La Corte di Cassazione III Sezione Penale nella sentenza 13492/2010, depositata il 9 aprile 2010, ha stabilito che un intervento di demolizione e ricostruzione di rudere rientra nella nozione di nuova costruzione e non nella categoria del restauro e risanamento conservativo.
La controversia derivava dalla demolizione e successiva realizzazione – in area dichiarata di interesse pubblico – di un manufatto di dimensioni maggiori rispetto a quello originario, in assenza di permesso di costruire.
Dagli accertamenti effettuati era emerso che la sagoma e l'area di sedime del manufatto realizzato fossero diversi rispetto a quello preesistente, per forma e dimensioni.
I giudici, hanno sottolineato come l'abbattimento di un fabbricato fatiscente e la successiva ricostruzione di un manufatto di dimensioni maggiori non possa configurare un'ipotesi di restauro e risanamento conservativo.
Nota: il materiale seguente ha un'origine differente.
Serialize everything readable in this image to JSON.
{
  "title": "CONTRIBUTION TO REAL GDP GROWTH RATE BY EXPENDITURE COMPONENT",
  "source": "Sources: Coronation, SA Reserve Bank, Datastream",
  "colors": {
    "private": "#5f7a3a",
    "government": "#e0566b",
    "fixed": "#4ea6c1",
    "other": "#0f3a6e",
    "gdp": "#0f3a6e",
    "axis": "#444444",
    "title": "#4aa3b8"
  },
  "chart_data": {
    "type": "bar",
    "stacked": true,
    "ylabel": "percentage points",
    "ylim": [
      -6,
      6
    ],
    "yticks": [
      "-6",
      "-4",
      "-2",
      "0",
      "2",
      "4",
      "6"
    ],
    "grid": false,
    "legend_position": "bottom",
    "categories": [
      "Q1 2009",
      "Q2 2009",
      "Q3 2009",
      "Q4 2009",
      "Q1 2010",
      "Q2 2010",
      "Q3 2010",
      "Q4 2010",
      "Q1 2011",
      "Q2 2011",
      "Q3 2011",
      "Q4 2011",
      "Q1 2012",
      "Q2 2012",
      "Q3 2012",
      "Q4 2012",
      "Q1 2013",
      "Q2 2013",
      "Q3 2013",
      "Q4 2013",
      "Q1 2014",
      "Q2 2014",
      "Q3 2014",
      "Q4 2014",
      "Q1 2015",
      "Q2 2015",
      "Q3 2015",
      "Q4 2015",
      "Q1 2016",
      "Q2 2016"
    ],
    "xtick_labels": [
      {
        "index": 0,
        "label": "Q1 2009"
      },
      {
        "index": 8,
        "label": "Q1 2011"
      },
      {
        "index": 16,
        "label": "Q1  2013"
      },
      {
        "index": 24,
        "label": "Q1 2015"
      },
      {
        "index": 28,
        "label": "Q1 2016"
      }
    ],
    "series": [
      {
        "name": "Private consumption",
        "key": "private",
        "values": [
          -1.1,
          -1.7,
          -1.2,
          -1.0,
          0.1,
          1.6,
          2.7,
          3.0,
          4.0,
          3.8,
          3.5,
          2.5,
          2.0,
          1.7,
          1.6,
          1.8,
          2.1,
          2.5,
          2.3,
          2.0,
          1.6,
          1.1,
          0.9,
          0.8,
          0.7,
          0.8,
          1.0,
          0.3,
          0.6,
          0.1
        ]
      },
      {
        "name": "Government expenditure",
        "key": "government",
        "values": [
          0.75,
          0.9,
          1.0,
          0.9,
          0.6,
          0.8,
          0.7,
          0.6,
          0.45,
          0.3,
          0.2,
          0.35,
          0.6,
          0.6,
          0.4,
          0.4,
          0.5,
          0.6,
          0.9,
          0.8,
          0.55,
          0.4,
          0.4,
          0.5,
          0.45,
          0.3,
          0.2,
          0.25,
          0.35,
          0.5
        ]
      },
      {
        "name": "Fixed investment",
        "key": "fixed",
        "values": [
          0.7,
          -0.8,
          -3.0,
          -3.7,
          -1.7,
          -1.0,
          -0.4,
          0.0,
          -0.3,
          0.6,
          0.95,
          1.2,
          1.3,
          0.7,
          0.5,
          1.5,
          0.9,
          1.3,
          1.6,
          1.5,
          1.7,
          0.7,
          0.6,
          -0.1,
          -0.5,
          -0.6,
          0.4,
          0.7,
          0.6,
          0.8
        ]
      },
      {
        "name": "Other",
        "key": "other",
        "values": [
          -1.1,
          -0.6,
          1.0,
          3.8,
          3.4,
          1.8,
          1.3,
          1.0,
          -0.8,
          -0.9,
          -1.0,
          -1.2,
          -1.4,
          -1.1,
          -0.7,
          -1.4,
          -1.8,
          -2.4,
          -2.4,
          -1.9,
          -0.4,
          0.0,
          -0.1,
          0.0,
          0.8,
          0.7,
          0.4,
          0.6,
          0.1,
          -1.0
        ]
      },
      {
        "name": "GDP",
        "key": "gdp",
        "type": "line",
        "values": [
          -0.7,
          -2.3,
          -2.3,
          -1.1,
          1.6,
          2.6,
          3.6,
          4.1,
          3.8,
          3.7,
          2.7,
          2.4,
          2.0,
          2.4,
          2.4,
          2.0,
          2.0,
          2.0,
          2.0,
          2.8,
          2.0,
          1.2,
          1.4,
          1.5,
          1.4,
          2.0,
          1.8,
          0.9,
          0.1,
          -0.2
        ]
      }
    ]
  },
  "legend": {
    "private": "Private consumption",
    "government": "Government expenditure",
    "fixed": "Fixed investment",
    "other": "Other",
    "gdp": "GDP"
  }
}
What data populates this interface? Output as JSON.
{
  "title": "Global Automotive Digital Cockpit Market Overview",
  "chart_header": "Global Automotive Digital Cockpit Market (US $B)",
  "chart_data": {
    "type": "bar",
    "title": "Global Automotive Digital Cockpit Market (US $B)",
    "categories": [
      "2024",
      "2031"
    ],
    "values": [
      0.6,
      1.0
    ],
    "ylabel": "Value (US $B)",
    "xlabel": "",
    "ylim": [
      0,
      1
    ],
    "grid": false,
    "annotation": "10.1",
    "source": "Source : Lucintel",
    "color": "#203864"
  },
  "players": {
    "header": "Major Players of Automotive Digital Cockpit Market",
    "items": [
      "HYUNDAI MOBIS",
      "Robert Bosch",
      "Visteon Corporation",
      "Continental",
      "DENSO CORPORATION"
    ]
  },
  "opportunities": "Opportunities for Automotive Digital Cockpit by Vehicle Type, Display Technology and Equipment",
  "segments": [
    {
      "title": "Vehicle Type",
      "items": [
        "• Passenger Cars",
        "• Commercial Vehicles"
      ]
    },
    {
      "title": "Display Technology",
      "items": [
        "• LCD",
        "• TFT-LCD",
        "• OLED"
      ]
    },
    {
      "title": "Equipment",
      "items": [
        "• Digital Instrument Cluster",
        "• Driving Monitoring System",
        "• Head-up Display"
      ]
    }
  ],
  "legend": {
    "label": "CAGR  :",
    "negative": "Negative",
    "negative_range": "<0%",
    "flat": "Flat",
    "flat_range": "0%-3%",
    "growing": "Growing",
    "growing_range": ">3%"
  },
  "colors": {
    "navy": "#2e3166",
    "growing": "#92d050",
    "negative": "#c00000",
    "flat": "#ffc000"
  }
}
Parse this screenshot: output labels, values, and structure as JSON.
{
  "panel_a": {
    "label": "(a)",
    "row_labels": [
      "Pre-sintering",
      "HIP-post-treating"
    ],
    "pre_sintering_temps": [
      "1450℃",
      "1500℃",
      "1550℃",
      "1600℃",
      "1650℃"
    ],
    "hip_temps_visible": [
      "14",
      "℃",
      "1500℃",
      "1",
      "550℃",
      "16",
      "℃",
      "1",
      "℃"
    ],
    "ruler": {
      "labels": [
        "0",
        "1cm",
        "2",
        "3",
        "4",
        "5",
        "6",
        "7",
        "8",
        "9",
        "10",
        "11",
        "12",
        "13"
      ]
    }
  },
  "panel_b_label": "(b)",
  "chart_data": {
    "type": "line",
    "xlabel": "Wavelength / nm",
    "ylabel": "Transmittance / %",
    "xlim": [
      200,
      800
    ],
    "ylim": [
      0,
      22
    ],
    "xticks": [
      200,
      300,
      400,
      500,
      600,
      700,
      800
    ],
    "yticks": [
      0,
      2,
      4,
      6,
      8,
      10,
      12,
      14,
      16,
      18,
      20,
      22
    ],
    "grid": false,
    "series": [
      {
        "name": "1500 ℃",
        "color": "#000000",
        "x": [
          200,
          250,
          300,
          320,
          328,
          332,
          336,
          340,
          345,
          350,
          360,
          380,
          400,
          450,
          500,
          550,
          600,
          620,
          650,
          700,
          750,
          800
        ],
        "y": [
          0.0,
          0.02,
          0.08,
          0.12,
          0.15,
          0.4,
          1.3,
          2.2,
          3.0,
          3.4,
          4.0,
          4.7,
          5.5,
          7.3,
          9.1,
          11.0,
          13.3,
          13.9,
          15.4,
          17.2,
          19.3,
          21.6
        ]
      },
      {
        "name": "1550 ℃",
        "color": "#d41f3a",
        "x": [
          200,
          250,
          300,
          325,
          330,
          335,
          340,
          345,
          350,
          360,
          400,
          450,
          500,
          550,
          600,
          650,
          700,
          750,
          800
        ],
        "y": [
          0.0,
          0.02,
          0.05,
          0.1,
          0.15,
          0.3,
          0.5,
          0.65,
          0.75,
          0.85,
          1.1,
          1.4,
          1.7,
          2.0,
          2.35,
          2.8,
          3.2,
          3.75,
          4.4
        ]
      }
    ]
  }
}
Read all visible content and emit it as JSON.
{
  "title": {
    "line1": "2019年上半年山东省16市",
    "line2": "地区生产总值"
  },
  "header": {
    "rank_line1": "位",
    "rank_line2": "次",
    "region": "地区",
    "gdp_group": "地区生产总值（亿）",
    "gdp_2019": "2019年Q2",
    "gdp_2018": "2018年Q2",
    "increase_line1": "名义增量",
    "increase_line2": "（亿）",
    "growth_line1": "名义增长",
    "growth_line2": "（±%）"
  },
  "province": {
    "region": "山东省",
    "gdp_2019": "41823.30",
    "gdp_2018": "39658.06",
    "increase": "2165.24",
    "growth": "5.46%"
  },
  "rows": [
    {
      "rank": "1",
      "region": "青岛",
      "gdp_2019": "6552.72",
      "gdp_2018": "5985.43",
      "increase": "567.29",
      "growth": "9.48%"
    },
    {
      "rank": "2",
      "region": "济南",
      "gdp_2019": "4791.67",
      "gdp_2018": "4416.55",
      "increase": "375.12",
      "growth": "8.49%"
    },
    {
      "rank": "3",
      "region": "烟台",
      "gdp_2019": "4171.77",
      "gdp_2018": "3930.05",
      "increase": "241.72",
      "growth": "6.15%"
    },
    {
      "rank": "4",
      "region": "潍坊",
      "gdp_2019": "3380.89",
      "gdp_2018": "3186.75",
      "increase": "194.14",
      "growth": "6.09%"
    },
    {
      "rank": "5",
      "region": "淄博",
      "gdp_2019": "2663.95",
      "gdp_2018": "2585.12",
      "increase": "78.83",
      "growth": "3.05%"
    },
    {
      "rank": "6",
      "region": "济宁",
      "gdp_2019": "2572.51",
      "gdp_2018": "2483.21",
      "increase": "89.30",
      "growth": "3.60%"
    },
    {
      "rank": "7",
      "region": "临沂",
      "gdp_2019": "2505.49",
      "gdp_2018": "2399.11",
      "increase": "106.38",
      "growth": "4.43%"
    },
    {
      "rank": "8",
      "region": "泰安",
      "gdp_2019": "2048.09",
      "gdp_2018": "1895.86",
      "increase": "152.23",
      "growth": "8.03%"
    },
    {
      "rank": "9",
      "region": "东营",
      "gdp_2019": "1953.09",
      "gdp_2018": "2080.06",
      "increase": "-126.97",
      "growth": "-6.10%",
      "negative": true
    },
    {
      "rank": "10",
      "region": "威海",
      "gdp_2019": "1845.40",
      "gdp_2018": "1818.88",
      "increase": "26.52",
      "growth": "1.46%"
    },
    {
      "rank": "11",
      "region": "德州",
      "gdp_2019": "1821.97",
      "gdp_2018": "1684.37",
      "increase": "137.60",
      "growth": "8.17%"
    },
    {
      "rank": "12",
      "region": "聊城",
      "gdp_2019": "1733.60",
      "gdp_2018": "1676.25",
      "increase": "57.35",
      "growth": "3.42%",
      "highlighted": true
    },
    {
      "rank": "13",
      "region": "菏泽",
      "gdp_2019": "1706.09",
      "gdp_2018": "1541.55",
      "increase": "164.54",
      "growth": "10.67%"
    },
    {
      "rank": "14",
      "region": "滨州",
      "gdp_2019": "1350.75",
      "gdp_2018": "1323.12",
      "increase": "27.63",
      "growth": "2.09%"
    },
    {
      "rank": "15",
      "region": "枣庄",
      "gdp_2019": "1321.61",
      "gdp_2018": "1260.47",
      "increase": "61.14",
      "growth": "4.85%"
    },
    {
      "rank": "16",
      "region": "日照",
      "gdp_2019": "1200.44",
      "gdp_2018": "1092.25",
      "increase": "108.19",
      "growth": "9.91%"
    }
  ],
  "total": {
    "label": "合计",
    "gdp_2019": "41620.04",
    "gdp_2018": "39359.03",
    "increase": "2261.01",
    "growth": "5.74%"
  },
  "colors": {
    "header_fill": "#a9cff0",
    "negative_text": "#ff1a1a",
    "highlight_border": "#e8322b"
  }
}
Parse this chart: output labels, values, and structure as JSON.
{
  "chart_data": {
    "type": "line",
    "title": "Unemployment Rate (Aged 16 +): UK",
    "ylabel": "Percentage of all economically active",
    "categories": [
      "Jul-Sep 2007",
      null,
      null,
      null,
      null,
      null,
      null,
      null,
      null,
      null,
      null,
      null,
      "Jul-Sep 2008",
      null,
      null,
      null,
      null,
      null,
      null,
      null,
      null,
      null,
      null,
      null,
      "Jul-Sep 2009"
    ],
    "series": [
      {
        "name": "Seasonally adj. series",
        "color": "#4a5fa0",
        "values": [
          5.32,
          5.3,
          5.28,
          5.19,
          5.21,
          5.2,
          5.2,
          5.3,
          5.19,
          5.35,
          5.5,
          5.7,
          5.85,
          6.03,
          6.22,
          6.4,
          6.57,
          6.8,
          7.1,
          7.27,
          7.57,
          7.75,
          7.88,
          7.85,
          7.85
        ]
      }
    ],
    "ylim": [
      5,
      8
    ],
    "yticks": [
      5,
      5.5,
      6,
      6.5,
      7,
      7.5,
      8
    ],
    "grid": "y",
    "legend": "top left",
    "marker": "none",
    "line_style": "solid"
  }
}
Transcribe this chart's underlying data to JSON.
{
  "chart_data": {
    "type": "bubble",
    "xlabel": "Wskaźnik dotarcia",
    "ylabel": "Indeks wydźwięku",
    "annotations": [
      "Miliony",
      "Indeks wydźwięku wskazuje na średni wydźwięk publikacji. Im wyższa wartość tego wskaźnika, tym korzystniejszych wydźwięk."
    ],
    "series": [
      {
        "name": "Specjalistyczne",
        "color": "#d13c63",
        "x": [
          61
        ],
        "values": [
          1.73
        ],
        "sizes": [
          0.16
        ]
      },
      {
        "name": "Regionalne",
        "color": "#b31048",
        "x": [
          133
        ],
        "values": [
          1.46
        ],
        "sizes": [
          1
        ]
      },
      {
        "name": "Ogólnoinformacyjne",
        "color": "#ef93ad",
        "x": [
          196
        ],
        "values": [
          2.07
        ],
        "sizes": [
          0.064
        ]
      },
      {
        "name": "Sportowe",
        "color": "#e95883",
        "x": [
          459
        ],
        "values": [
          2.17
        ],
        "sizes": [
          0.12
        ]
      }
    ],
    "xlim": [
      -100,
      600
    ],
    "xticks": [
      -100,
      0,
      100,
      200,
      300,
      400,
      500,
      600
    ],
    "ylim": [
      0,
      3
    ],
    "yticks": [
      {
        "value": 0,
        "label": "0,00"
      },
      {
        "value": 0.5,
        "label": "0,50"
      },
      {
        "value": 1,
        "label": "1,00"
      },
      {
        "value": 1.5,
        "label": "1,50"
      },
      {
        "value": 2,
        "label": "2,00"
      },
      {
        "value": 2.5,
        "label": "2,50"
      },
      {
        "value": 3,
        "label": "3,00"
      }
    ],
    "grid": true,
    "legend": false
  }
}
Infatti, la caratteristica essenziale del "restauro e risanamento conservativo" è quella della conservazione di un organismo edilizio esistente, attraverso un insieme sistematico di opere volto ad assicurarne la funzionalità, nel rispetto degli elementi dell'edificio originario.
Secondo i giudici, quindi, in questo caso l'intervento può essere inquadrato:
a) come ristrutturazione edilizia;
b) come nuova costruzione, se riguarda ruderi o edifici già da tempo demoliti e quindi non identificabili in un organismo edilizio dotato di mura perimetrali, strutture orizzontali ed elementi di copertura.
La Corte di cassazione ha così confermato un orientamento già da tempo affermato dalla giurisprudenza amministrativa, in base al quale non sono configurabili interventi di ristrutturazione edilizia nelle ipotesi di ricostruzione su ruderi o su edifici diruti (Consiglio di Stato, sentenze 2142/2004, 240/1997 e 2021/1991).
Infatti da tutti questi pronunciati risulta che è opinione prevalente che per qualificare un intervento come ristrutturazione edilizia devono ricorrere due presupposti:
1) la preesistenza di un manufatto da ristrutturare;
2) la contiguità temporale delle opere.
In particolare la demolizione e ricostruzione devono rappresentare due fasi di un intervento unitario, finalizzato, nel suo complesso, alla conservazione di un manufatto che risulti ancora esistente al momento dell'inizio dei lavori e soprattutto identificabile nella sua struttura portante (Cassazione penale, sentenza 14455/2003).
Quando mancano questi presupposti, al contrario, non si può più parlare di ristrutturazione, ma occorre fare riferimento alla diversa categoria della nuova costruzione.
Si rammenta che per qualificare correttamente un intervento si debba sempre fa riferimento alla Legge regionale che lo disciplina specificatamente.